Foreigners: 15 percent of Norway’s workforce

After several years of what a leading economist has described as “mass immigration”, foreign nationals made up 15 percent of Norway’s workforce in 2011, official figures show.

Of the 2,560,000 people registered as employed by the tax authorities last year, 387,103 were foreign nationals, newspaper Bergens Tidende reports.

Kjell Gunnar Salvanes, a professor of economics at the NHH business school, said Norway’s economy had benefitted hugely from an influx of foreign workers since the last major EU enlargement eight years ago.

“Since 2004, immigration has switched from low-qualified asylum seekers to well-qualified workers from Eastern Europe and Sweden. And that change has come about very quickly,” he said.

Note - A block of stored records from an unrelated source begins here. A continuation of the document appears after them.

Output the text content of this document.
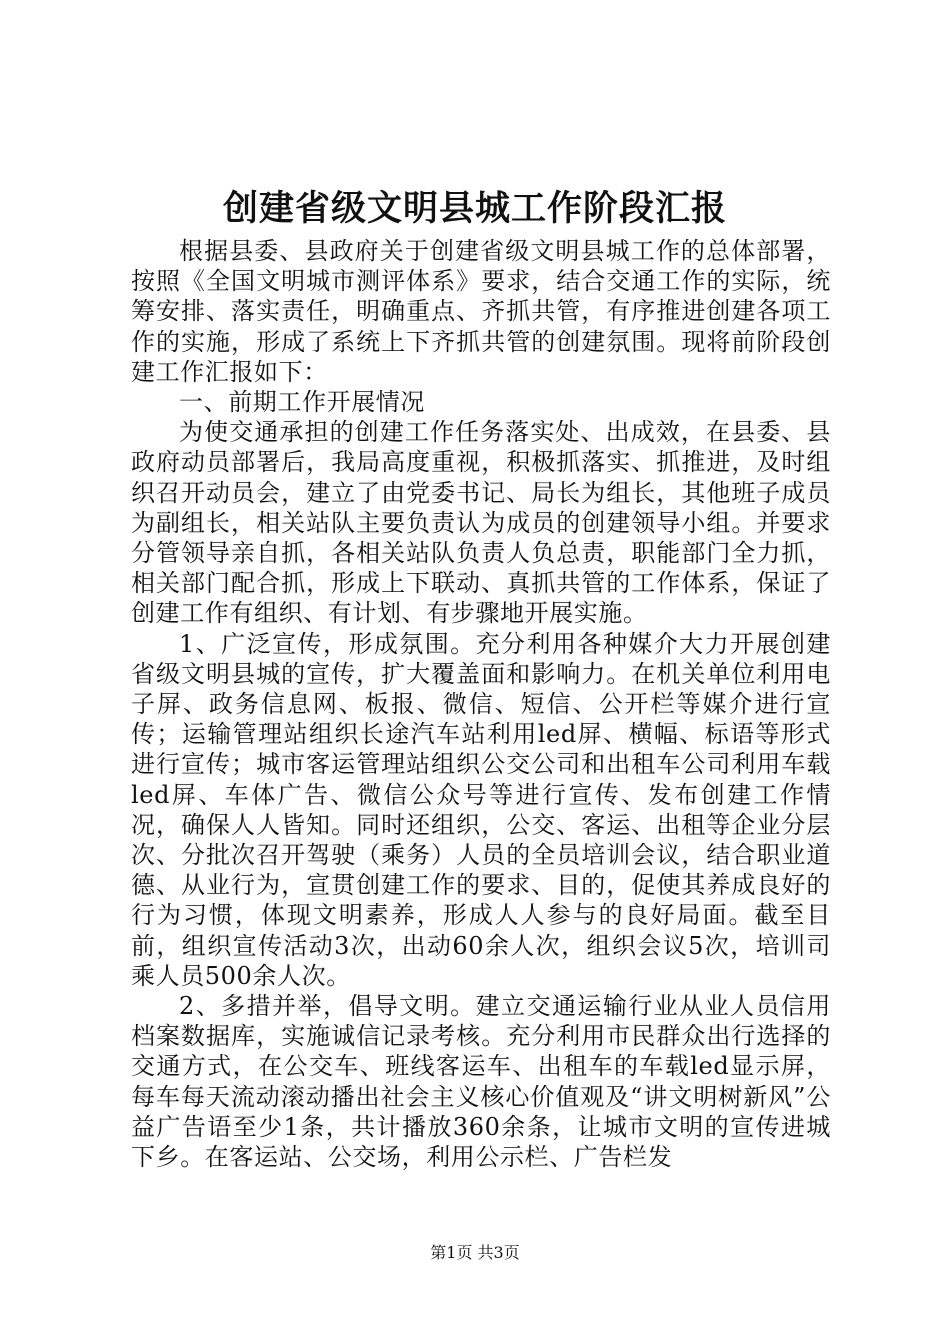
创建省级文明县城工作阶段汇报

根据县委、县政府关于创建省级文明县城工作的总体部署，按照《全国文明城市测评体系》要求，结合交通工作的实际，统筹安排、落实责任，明确重点、齐抓共管，有序推进创建各项工作的实施，形成了系统上下齐抓共管的创建氛围。现将前阶段创建工作汇报如下：

一、前期工作开展情况

为使交通承担的创建工作任务落实处、出成效，在县委、县政府动员部署后，我局高度重视，积极抓落实、抓推进，及时组织召开动员会，建立了由党委书记、局长为组长，其他班子成员为副组长，相关站队主要负责认为成员的创建领导小组。并要求分管领导亲自抓，各相关站队负责人负总责，职能部门全力抓，相关部门配合抓，形成上下联动、真抓共管的工作体系，保证了创建工作有组织、有计划、有步骤地开展实施。

1、广泛宣传，形成氛围。充分利用各种媒介大力开展创建省级文明县城的宣传，扩大覆盖面和影响力。在机关单位利用电子屏、政务信息网、板报、微信、短信、公开栏等媒介进行宣传；运输管理站组织长途汽车站利用led屏、横幅、标语等形式进行宣传；城市客运管理站组织公交公司和出租车公司利用车载led屏、车体广告、微信公众号等进行宣传、发布创建工作情况，确保人人皆知。同时还组织，公交、客运、出租等企业分层次、分批次召开驾驶（乘务）人员的全员培训会议，结合职业道德、从业行为，宣贯创建工作的要求、目的，促使其养成良好的行为习惯，体现文明素养，形成人人参与的良好局面。截至目前，组织宣传活动3次，出动60余人次，组织会议5次，培训司乘人员500余人次。

2、多措并举，倡导文明。建立交通运输行业从业人员信用档案数据库，实施诚信记录考核。充分利用市民群众出行选择的交通方式，在公交车、班线客运车、出租车的车载led显示屏，每车每天流动滚动播出社会主义核心价值观及“讲文明树新风”公益广告语至少1条，共计播放360余条，让城市文明的宣传进城下乡。在客运站、公交场，利用公示栏、广告栏发

第1页 共3页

The 2004 EU enlargement gave increased access to the Norwegian labour market to citizens of Poland, Estonia, Latvia, Lithuania, Slovakia, Slovenia, the Czech Republic, Hungary, Cyprus and Malta.

Since then, workers have poured in to take up jobs on a strong Norwegian labour market. For example, the period has seen a seven-fold increase in the number of Polish tax payers, with some 70,000 Poles now working in Norway.

Salvanes said Norway had experienced a form of mass immigration over the last eight years that was comparable to the vast wave of emigration to the United States more than a century ago.